The scientific and technical information in this news release was prepared in accordance with the standards of the Canadian Institute of Mining, Metallurgy and Petroleum and National Instrument 43-101 – Standards of Disclosure for Mineral Projects (“NI 43-101”) and was reviewed, verified and compiled by Kincora’s geological staff under the supervision of Peter Leaman (M.Sc. Mineral Exploration, FAusIMM), Senior Vice-President of Exploration of Kincora, and John Holliday (BSc Hons, BEc, member of the Australian Institute of Geoscientists), Non-Executive Director and Technical Committee Chairman, who are the Qualified Persons for the purpose of NI 43-101.

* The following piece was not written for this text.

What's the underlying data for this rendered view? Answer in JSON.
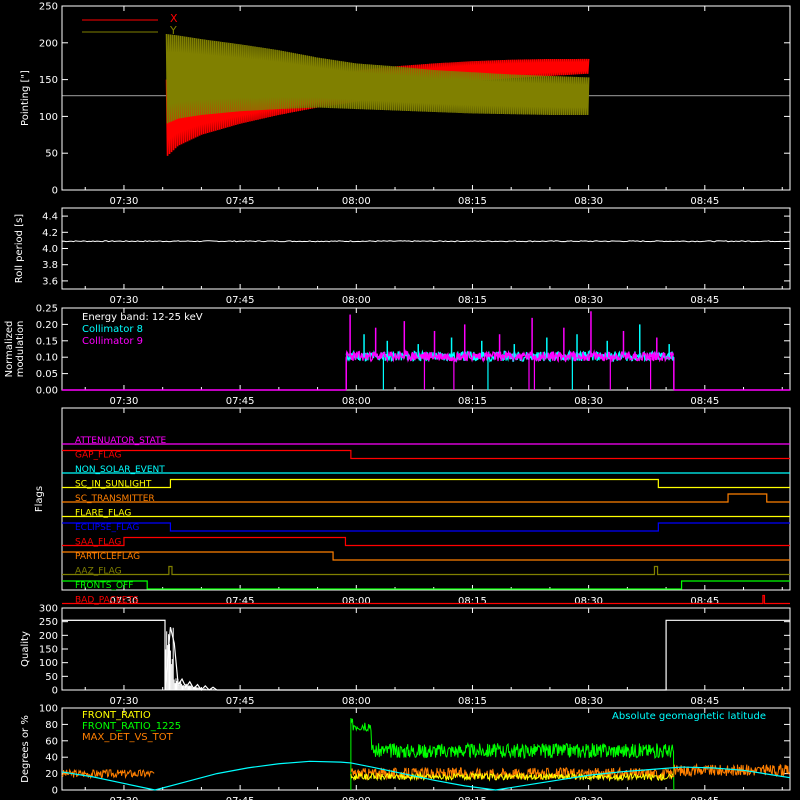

The review and verification process for the information disclosed herein for the Trundle project has included the receipt of all material exploration data, results and sampling procedures of previous operators and review of such information by Kincora’s geological staff using standard verification procedures.
Millrock Resources, Capstone settlement agreement
The TSX Venture Exchange has accepted for filing documentation pertaining to a settlement and release agreement dated July 27, 2020, between Millrock Resources Inc. and Capstone Mining Corp., whereby the company has agreed to issue 500,000 common shares to Capstone in return for the relinquishment and elimination of a net smelter return (NSR) royalty on the Sharp, Ster, Par, Cen and PC claim blocks, located in the Goodpaster mining district, Alaska, that the company had purchased from Kiska Metals Corp. in 2016. A Kiska predecessor company had granted the NSR to Capstone.